Elfe, Thomas
Elfe’s accounts reveal the general structure of his shop, the types of labor and raw materials he utilized, and the extensive list of clients and associated artisans with whom he conducted business.
Cabinetmaker. Elfe was most likely born in London and immigrated to Charleston by 1745. He is the individual most often associated with the pre–Revolutionary cabinetmaking industry in Charleston due to the survival of one of his account books covering the period from 1765 until his death in 1775. The book contains information that addresses not only Elfe’s business and personal accounts, but also the structure and mechanics of a successful urban colonial cabinet shop.
Elfe’s accounts reveal the general structure of his shop, the types of labor and raw materials he utilized, and the extensive list of clients and associated artisans with whom he conducted business. The labor consisted of cabinetmakers, journeymen (day laborers), and slaves.
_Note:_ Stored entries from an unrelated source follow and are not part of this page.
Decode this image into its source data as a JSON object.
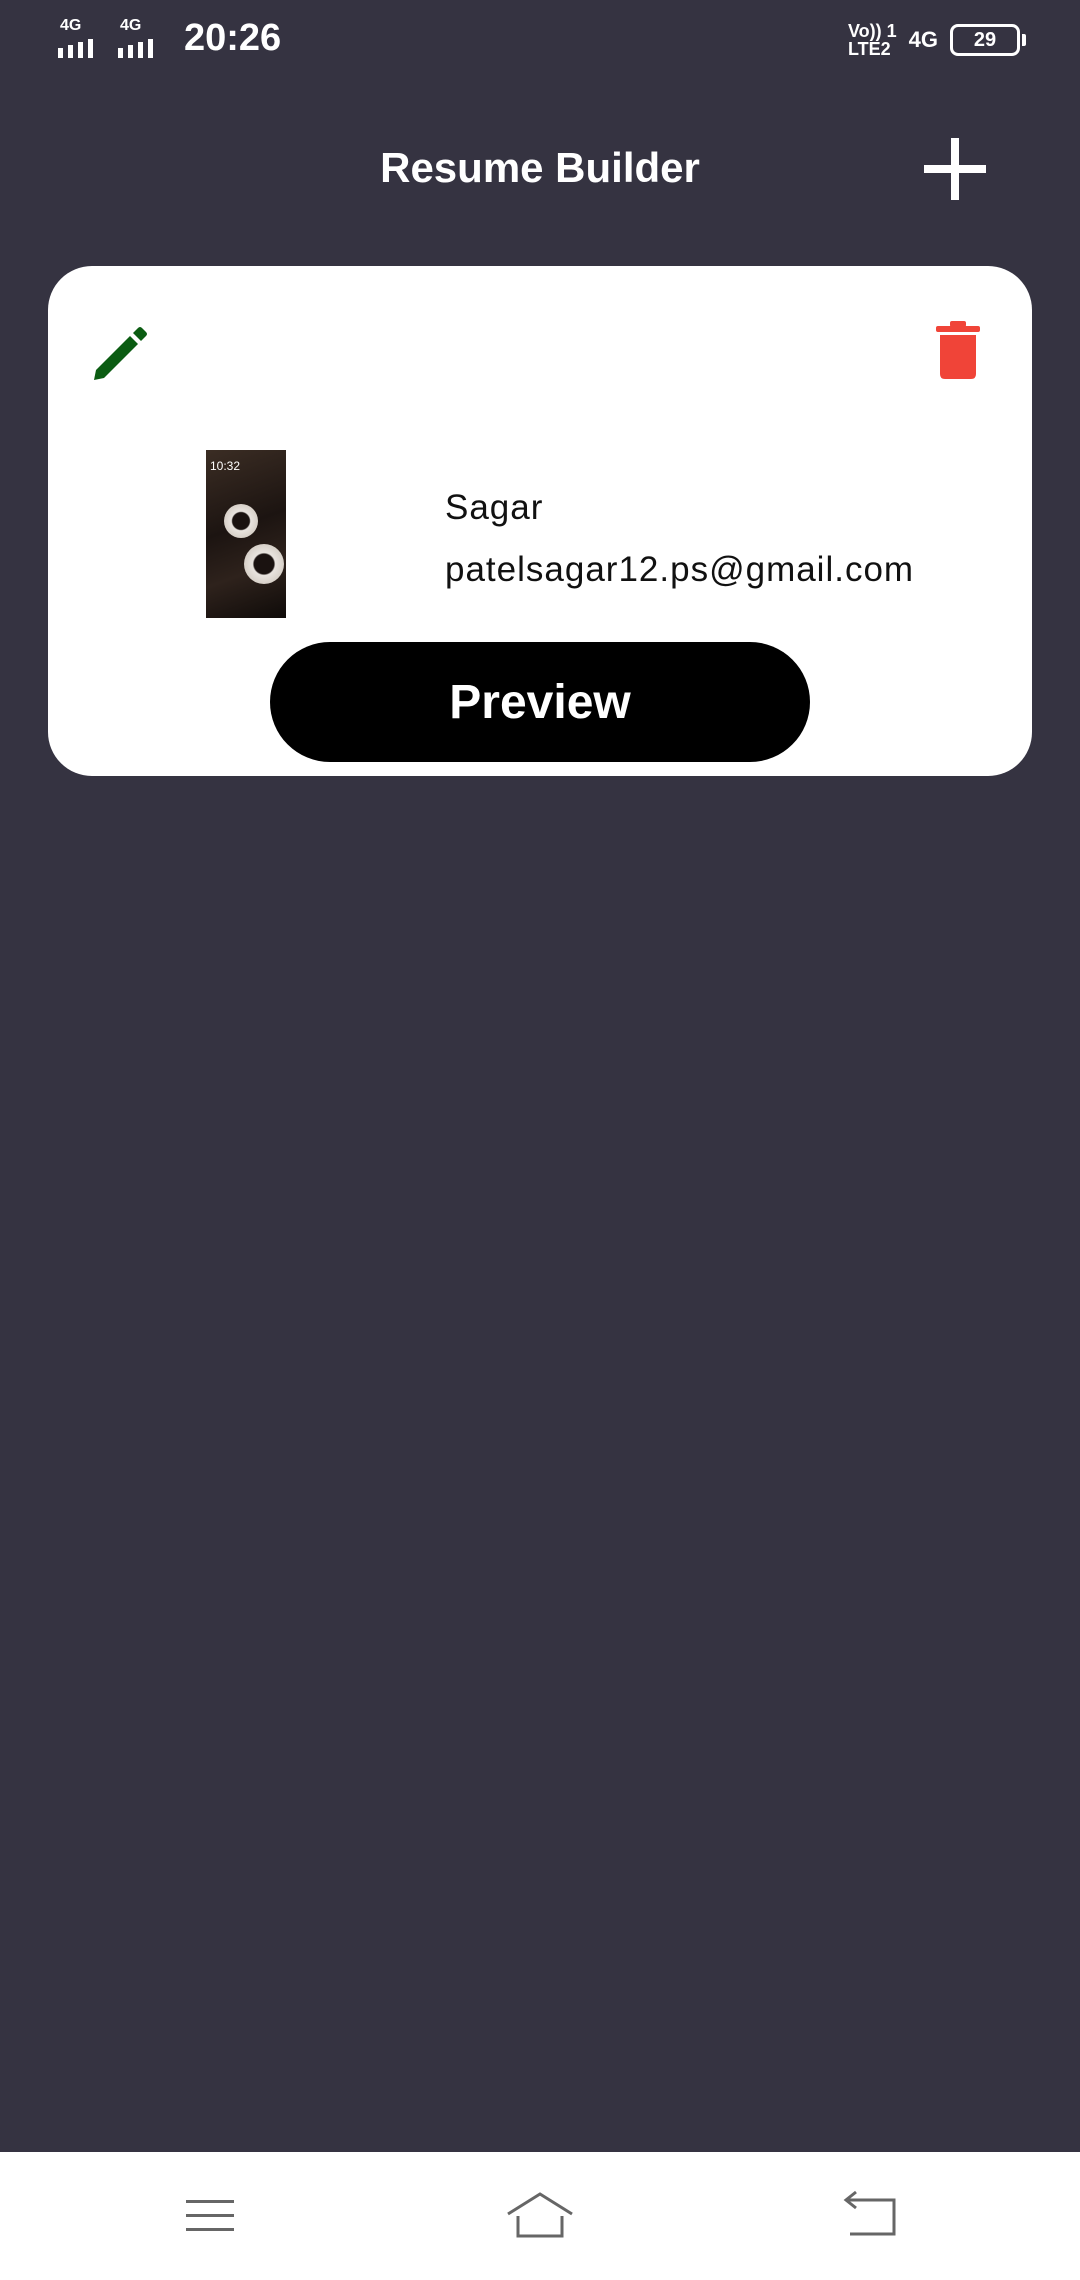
{
  "status_bar": {
    "sim1_network": "4G",
    "sim2_network": "4G",
    "time": "20:26",
    "volte_top": "Vo)) 1",
    "volte_bottom": "LTE2",
    "data_network": "4G",
    "battery_level": "29"
  },
  "app_bar": {
    "title": "Resume Builder",
    "add_icon": "plus-icon"
  },
  "resumes": [
    {
      "name": "Sagar",
      "email": "patelsagar12.ps@gmail.com",
      "thumbnail_time": "10:32",
      "preview_label": "Preview",
      "edit_icon": "pencil-icon",
      "delete_icon": "trash-icon"
    }
  ],
  "colors": {
    "background": "#353341",
    "card": "#ffffff",
    "edit_icon": "#0b5c12",
    "delete_icon": "#f04438",
    "preview_button": "#000000"
  },
  "nav_bar": {
    "icons": [
      "menu-icon",
      "home-icon",
      "back-icon"
    ]
  }
}
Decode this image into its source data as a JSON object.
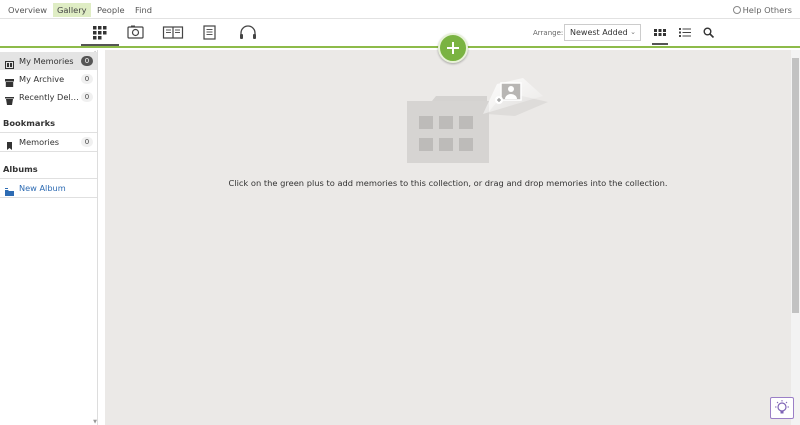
{
  "nav": {
    "tabs": [
      "Overview",
      "Gallery",
      "People",
      "Find"
    ],
    "active_tab": "Gallery",
    "help_label": "Help Others"
  },
  "toolbar": {
    "icons": [
      "grid-icon",
      "camera-icon",
      "book-icon",
      "document-icon",
      "headphones-icon"
    ],
    "arrange_label": "Arrange:",
    "arrange_value": "Newest Added",
    "view_icons": [
      "grid-view-icon",
      "list-view-icon",
      "search-icon"
    ],
    "add_icon": "plus-icon"
  },
  "sidebar": {
    "items": [
      {
        "label": "My Memories",
        "count": "0",
        "icon": "memories-icon"
      },
      {
        "label": "My Archive",
        "count": "0",
        "icon": "archive-icon"
      },
      {
        "label": "Recently Delet...",
        "count": "0",
        "icon": "trash-icon"
      }
    ],
    "bookmarks_heading": "Bookmarks",
    "bookmarks": [
      {
        "label": "Memories",
        "count": "0",
        "icon": "bookmark-icon"
      }
    ],
    "albums_heading": "Albums",
    "new_album_label": "New Album"
  },
  "main": {
    "empty_message": "Click on the green plus to add memories to this collection, or drag and drop memories into the collection."
  },
  "colors": {
    "accent_green": "#7ab342",
    "active_tab_bg": "#dfedc4",
    "link_blue": "#2d6bb3",
    "content_bg": "#ebe9e7"
  }
}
Slaves were often hired out to other artisans, and the charges associated with this practice reveal that many of them were highly skilled artisans in their own right. The inventory of raw materials is helpful in identifying the woods from which Elfe’s cabinetwork was composed. His utilization of indigenous woods serves to differentiate his work, as well as that of other Charleston cabinetmakers of the era, from that produced abroad or in other regions of colonial America. The descriptions of various forms within his inventory are helpful in identifying appropriate period terminology and expand the decorative vocabulary that is applicable to pre–Revolutionary War cabinet-work in Charleston and the colonies. Elfe’s clients during the ten-year period numbered nearly three hundred, ranging from members of Charleston’s elite planter and merchant class to the artisan class, which provided necessary specialized trades such as carving, gilding, and upholstering. One of the most valuable aspects of the account book is its illumination of the extensive and complex network of allied trades that were interdependent on one another for success.
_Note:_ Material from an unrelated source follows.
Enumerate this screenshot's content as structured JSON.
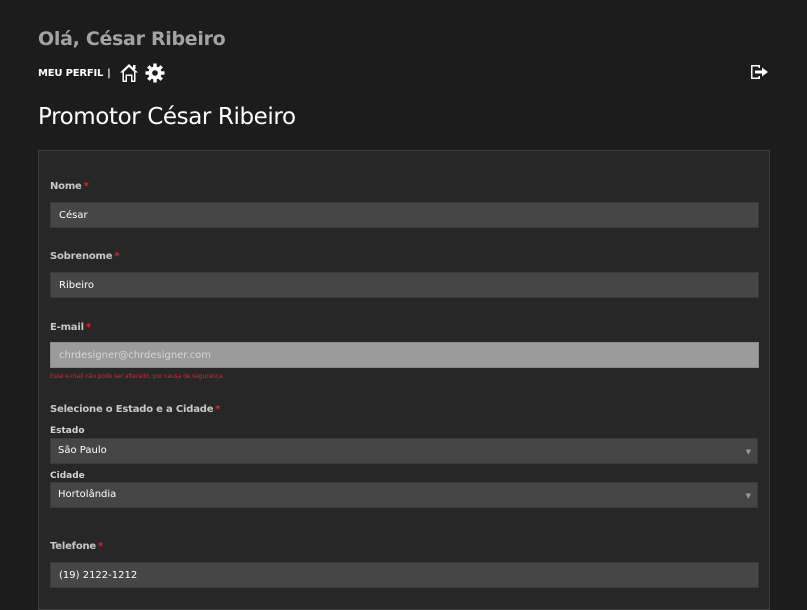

The information contained within the personal accounts, in addition to other public records, demonstrates Elfe’s highly diversified interests aside from cabinetmaking. He owned and leased numerous properties within Charleston and in the surrounding environs, loaned money, speculated in real estate, served as a jurist, and was philanthropic with his income. He was also a family man, marrying Mary Hancock in 1748 (she died one year later) and Rachel Prideau in 1755, with whom he had several children. On his death on November 28, 1775, Elfe was described in his obituary as an “honest and industrious man.” The evaluation of his estate was £38,243.16.2 sterling, making him the wealthiest cabinetmaker to have practiced in South Carolina before the Revolution. Despite the scale of Elfe’s cabinetmaking business, no fully documented example of his work is known to exist.
Burton, E. Milby. Charleston Furniture 1700–1825. 1955. Reprint, Columbia: University of South Carolina Press, 1997.
–––. Thomas Elfe, Charleston Cabinetmaker. Charleston, S.C.: Charleston Museum, 1952.
Kolbe, John Christian. “Thomas Elfe, Eighteenth Century Charleston Cabinetmaker.” Master’s thesis, University of South Carolina, 1980.
Rauschenberg, Bradford L., and John Bivins, Jr. The Furniture of Charleston 1680–1820. Vol. 3, The Cabinetmakers. Winston-Salem, N.C.: Museum of Early Southern Decorative Arts, 2003.